Tuesday, December 21, 2004
Good discussion at the Becker-Posner blog on pharmaceutical patents and reimportation. Two points worth delving into some more:
(1) Reimportation policies will result in lower quantity and higher prices in the long run as patented pharmaceutical manufacturers in the US can control the flow of imports by simply reducing the quantity exported into Canada and other source nations. But gray markets are a workable solution where the imports are manufactured in a third nation (such as India in the South Africa situation). In such a situation, the patent owner loses the ability to control the flow of imports through its manufacturing decisions, but still retains some incentive to supply to the countries that are receiving the gray market drugs so as not to give up the market to the importer. I do not think that this limitation on the patent owner's rights to import constitute a takings, and in fact would be consistent with competition policies, particularly the competition objectives of intellectual property law. (Yes there are some; IP law is not only about property rights). Of course this is all assuming adequate safety and efficacy. Politics and social attitudes limit this type of gray market policy, as tried in South Africa, from being adopted in the US.

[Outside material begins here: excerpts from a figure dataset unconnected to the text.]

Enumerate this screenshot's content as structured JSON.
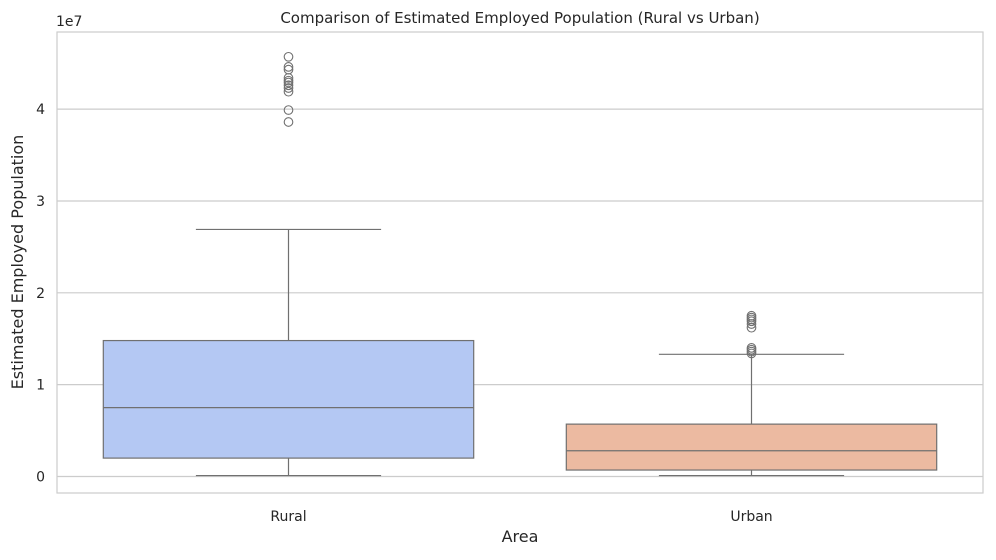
{
  "chart_data": {
    "type": "box",
    "title": "Comparison of Estimated Employed Population (Rural vs Urban)",
    "xlabel": "Area",
    "ylabel": "Estimated Employed Population",
    "y_scale_label": "1e7",
    "y_ticks": [
      0,
      1,
      2,
      3,
      4
    ],
    "ylim": [
      -0.18,
      4.84
    ],
    "y_units": "×1e7",
    "grid": "horizontal",
    "categories": [
      "Rural",
      "Urban"
    ],
    "boxes": [
      {
        "category": "Rural",
        "color": "#b4c8f3",
        "whisker_low": 0.01,
        "q1": 0.2,
        "median": 0.75,
        "q3": 1.48,
        "whisker_high": 2.69,
        "outliers": [
          3.86,
          3.99,
          4.19,
          4.23,
          4.26,
          4.29,
          4.31,
          4.34,
          4.43,
          4.46,
          4.57
        ]
      },
      {
        "category": "Urban",
        "color": "#ecbaa1",
        "whisker_low": 0.01,
        "q1": 0.07,
        "median": 0.28,
        "q3": 0.57,
        "whisker_high": 1.33,
        "outliers": [
          1.34,
          1.36,
          1.38,
          1.4,
          1.62,
          1.66,
          1.69,
          1.71,
          1.73,
          1.75
        ]
      }
    ]
  }
}
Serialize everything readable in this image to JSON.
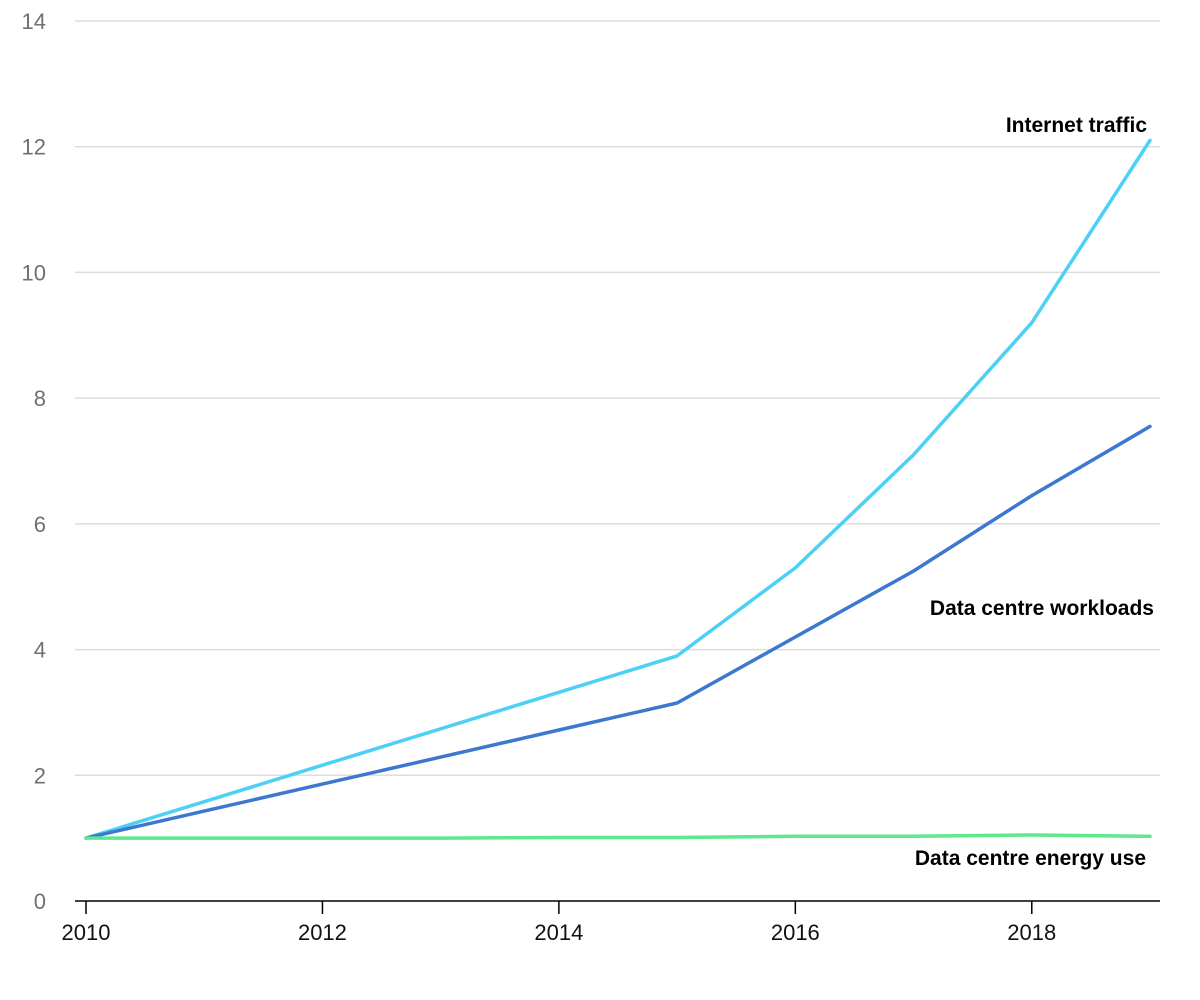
{
  "chart_data": {
    "type": "line",
    "title": "",
    "xlabel": "",
    "ylabel": "",
    "xlim": [
      2010,
      2019
    ],
    "ylim": [
      0,
      14
    ],
    "grid": true,
    "x": [
      2010,
      2011,
      2012,
      2013,
      2014,
      2015,
      2016,
      2017,
      2018,
      2019
    ],
    "x_ticks": [
      "2010",
      "2012",
      "2014",
      "2016",
      "2018"
    ],
    "y_ticks": [
      "0",
      "2",
      "4",
      "6",
      "8",
      "10",
      "12",
      "14"
    ],
    "series": [
      {
        "name": "Internet traffic",
        "color": "#4dd0f5",
        "values": [
          1.0,
          1.58,
          2.16,
          2.74,
          3.32,
          3.9,
          5.3,
          7.1,
          9.2,
          12.1
        ]
      },
      {
        "name": "Data centre workloads",
        "color": "#3c78d0",
        "values": [
          1.0,
          1.43,
          1.86,
          2.29,
          2.72,
          3.15,
          4.2,
          5.25,
          6.45,
          7.55
        ]
      },
      {
        "name": "Data centre energy use",
        "color": "#5ce88d",
        "values": [
          1.0,
          1.0,
          1.0,
          1.0,
          1.01,
          1.01,
          1.03,
          1.03,
          1.05,
          1.03
        ]
      }
    ],
    "legend": "inline-right"
  }
}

(2) On trademarks and patents: Fellow bloggers are correct in separating trademark policy from patent policy in general, but there is one area where they do overlap and this is in the area of trade dress and patents protecting design. In the Traffix Devices case from 2001, the Supreme Court stated that trade dress protection under trademark cannot extend to useful features of a product that were previously protected under an expired patent. This decision might have some application to pharmaceuticals if a drug manufacturer attempts to extend the life of a patent through trademark law. The problem is that the useful features protected by patent, such as chemical composition, may not be the basis for the trademark claim. But if color, shape, smell, or taste (all elements of trade dress potentially) can be shown to be connected to the useful elements that were patented, then trademark protection would be limited.